From a 'Holy Dinner' in the company of Tintoretto to a 'Lunch on a Boat' with Joaquín Sorolla. Over the centuries, food has often been a key element in works of art: a close and enduring link now highlighted in the exhibition 'The Art of Eating', organised in Madrid on the occasion of the Week of Italian Cuisine in the World. The project, inaugurated this morning, was set up at the Real Academia de Bellas Artes de San Fernando, curated by the Italian Embassy in Spain and the Accademia Italiana della Cucina in collaboration with Esperia Estudio.
The exhibition is conceived as a thematic itinerary through works belonging to the permanent collection of the Madrid Academy of Fine Arts. A pictorial itinerary that includes 12 paintings, made between 1550 and the beginning of the 20th century: the leitmotif is, of course, the presence in all of these paintings of references to food, with the emphasis placed on the different meanings evoked in each of them by the authors represented, for example that of the act of eating as a "symbol of community" or the mixing of food and nature to celebrate "creativity and tradition".

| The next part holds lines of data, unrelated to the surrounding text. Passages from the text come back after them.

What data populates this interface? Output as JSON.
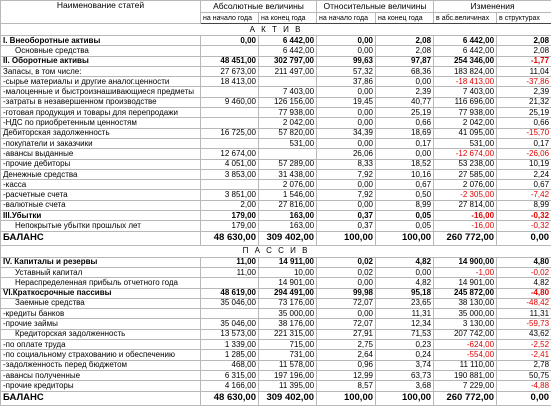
{
  "table": {
    "groups": [
      "Наименование статей",
      "Абсолютные величины",
      "Относительные величины",
      "Изменения"
    ],
    "subheads": [
      "на начало года",
      "на конец года",
      "на начало года",
      "на конец года",
      "в абс.величинах",
      "в структурах"
    ],
    "sections": [
      {
        "title": "А К Т И В",
        "rows": [
          [
            "I. Внеоборотные активы",
            "0,00",
            "6 442,00",
            "0,00",
            "2,08",
            "6 442,00",
            "2,08"
          ],
          [
            "Основные средства",
            null,
            "6 442,00",
            "0,00",
            "2,08",
            "6 442,00",
            "2,08"
          ],
          [
            "II. Оборотные активы",
            "48 451,00",
            "302 797,00",
            "99,63",
            "97,87",
            "254 346,00",
            "-1,77"
          ],
          [
            "Запасы, в том числе:",
            "27 673,00",
            "211 497,00",
            "57,32",
            "68,36",
            "183 824,00",
            "11,04"
          ],
          [
            "-сырье материалы и другие аналог.ценности",
            "18 413,00",
            null,
            "37,86",
            "0,00",
            "-18 413,00",
            "-37,86"
          ],
          [
            "-малоценные и быстроизнашивающиеся предметы",
            null,
            "7 403,00",
            "0,00",
            "2,39",
            "7 403,00",
            "2,39"
          ],
          [
            "-затраты в незавершенном производстве",
            "9 460,00",
            "126 156,00",
            "19,45",
            "40,77",
            "116 696,00",
            "21,32"
          ],
          [
            "-готовая продукция и товары для перепродажи",
            null,
            "77 938,00",
            "0,00",
            "25,19",
            "77 938,00",
            "25,19"
          ],
          [
            "-НДС по приобретенным ценностям",
            null,
            "2 042,00",
            "0,00",
            "0,66",
            "2 042,00",
            "0,66"
          ],
          [
            "Дебиторская задолженность",
            "16 725,00",
            "57 820,00",
            "34,39",
            "18,69",
            "41 095,00",
            "-15,70"
          ],
          [
            "-покупатели и заказчики",
            null,
            "531,00",
            "0,00",
            "0,17",
            "531,00",
            "0,17"
          ],
          [
            "-авансы выданные",
            "12 674,00",
            null,
            "26,06",
            "0,00",
            "-12 674,00",
            "-26,06"
          ],
          [
            "-прочие дебиторы",
            "4 051,00",
            "57 289,00",
            "8,33",
            "18,52",
            "53 238,00",
            "10,19"
          ],
          [
            "Денежные средства",
            "3 853,00",
            "31 438,00",
            "7,92",
            "10,16",
            "27 585,00",
            "2,24"
          ],
          [
            "-касса",
            null,
            "2 076,00",
            "0,00",
            "0,67",
            "2 076,00",
            "0,67"
          ],
          [
            "-расчетные счета",
            "3 851,00",
            "1 546,00",
            "7,92",
            "0,50",
            "-2 305,00",
            "-7,42"
          ],
          [
            "-валютные счета",
            "2,00",
            "27 816,00",
            "0,00",
            "8,99",
            "27 814,00",
            "8,99"
          ],
          [
            "III.Убытки",
            "179,00",
            "163,00",
            "0,37",
            "0,05",
            "-16,00",
            "-0,32"
          ],
          [
            "Непокрытые убытки прошлых лет",
            "179,00",
            "163,00",
            "0,37",
            "0,05",
            "-16,00",
            "-0,32"
          ],
          [
            "БАЛАНС",
            "48 630,00",
            "309 402,00",
            "100,00",
            "100,00",
            "260 772,00",
            "0,00"
          ]
        ]
      },
      {
        "title": "П А С С И В",
        "rows": [
          [
            "IV. Капиталы и резервы",
            "11,00",
            "14 911,00",
            "0,02",
            "4,82",
            "14 900,00",
            "4,80"
          ],
          [
            "Уставный капитал",
            "11,00",
            "10,00",
            "0,02",
            "0,00",
            "-1,00",
            "-0,02"
          ],
          [
            "Нераспределенная прибыль отчетного года",
            null,
            "14 901,00",
            "0,00",
            "4,82",
            "14 901,00",
            "4,82"
          ],
          [
            "VI.Краткосрочные пассивы",
            "48 619,00",
            "294 491,00",
            "99,98",
            "95,18",
            "245 872,00",
            "-4,80"
          ],
          [
            "Заемные средства",
            "35 046,00",
            "73 176,00",
            "72,07",
            "23,65",
            "38 130,00",
            "-48,42"
          ],
          [
            "-кредиты банков",
            null,
            "35 000,00",
            "0,00",
            "11,31",
            "35 000,00",
            "11,31"
          ],
          [
            "-прочие займы",
            "35 046,00",
            "38 176,00",
            "72,07",
            "12,34",
            "3 130,00",
            "-59,73"
          ],
          [
            "Кредиторская задолженность",
            "13 573,00",
            "221 315,00",
            "27,91",
            "71,53",
            "207 742,00",
            "43,62"
          ],
          [
            "-по оплате труда",
            "1 339,00",
            "715,00",
            "2,75",
            "0,23",
            "-624,00",
            "-2,52"
          ],
          [
            "-по социальному страхованию и обеспечению",
            "1 285,00",
            "731,00",
            "2,64",
            "0,24",
            "-554,00",
            "-2,41"
          ],
          [
            "-задолженность перед бюджетом",
            "468,00",
            "11 578,00",
            "0,96",
            "3,74",
            "11 110,00",
            "2,78"
          ],
          [
            "-авансы полученные",
            "6 315,00",
            "197 196,00",
            "12,99",
            "63,73",
            "190 881,00",
            "50,75"
          ],
          [
            "-прочие кредиторы",
            "4 166,00",
            "11 395,00",
            "8,57",
            "3,68",
            "7 229,00",
            "-4,88"
          ],
          [
            "БАЛАНС",
            "48 630,00",
            "309 402,00",
            "100,00",
            "100,00",
            "260 772,00",
            "0,00"
          ]
        ]
      }
    ]
  }
}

The excursus into the world of art and food thus takes shape with stops in various creative universes: from those of the Spaniards Juan de Zurbarán and Goya (with his 'The Burial of the Sardine'), to those of Italian-born painters such as Giuseppe Arcimboldo or Corrado Giaquinto, passing through the Flemish Jacob Jordaens and Pieter Boel.

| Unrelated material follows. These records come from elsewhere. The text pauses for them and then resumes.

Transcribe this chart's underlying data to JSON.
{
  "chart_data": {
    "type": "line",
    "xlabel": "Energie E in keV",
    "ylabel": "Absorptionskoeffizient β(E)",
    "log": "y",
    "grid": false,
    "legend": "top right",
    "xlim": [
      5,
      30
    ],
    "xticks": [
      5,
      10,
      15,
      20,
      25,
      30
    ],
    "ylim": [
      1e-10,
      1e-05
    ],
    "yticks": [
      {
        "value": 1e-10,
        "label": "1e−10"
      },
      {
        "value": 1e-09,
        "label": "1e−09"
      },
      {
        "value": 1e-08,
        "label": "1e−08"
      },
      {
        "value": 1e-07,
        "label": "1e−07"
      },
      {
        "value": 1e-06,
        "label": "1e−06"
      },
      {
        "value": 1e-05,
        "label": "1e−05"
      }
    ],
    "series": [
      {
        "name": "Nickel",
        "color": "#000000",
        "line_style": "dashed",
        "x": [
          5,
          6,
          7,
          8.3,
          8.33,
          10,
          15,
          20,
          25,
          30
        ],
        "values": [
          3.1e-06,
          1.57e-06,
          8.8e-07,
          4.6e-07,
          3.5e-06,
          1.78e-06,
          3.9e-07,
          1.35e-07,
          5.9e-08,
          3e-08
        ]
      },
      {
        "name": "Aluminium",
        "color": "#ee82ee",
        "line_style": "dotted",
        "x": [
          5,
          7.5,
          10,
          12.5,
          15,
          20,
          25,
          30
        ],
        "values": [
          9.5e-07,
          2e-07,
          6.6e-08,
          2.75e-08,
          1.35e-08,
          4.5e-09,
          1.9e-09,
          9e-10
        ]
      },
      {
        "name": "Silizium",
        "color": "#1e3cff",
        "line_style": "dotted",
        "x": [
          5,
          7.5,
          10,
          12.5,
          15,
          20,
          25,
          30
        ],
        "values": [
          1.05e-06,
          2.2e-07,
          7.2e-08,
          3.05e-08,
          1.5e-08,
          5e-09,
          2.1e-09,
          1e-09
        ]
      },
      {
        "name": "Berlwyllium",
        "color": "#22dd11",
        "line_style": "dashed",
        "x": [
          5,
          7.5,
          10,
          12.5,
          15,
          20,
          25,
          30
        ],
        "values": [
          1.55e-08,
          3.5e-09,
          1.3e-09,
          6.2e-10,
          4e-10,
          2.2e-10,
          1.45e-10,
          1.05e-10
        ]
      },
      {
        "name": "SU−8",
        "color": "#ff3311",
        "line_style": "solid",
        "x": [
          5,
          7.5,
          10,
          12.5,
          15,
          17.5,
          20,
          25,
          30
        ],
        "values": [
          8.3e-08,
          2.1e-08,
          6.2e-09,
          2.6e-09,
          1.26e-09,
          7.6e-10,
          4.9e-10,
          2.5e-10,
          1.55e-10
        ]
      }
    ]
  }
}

"In this route, art and gastronomy meet in an exceptional way, with the aim of highlighting the cultural, social and family value of cuisine and food," said the Italian ambassador to Spain, Giuseppe Buccino Grimaldi. In the exhibition, he added, the Mediterranean diet is represented as 'an expression of local knowledge that is transmitted from generation to generation'. The inauguration of the exhibition, which closed with a tasting of 'tapas' inspired by the paintings on display, was also attended by the secretary general of the Real Academia de San Fernando, José Ramón Encinar, and the delegate in Spain of the Italian Academy of Cuisine, Maurizio di Ubaldo.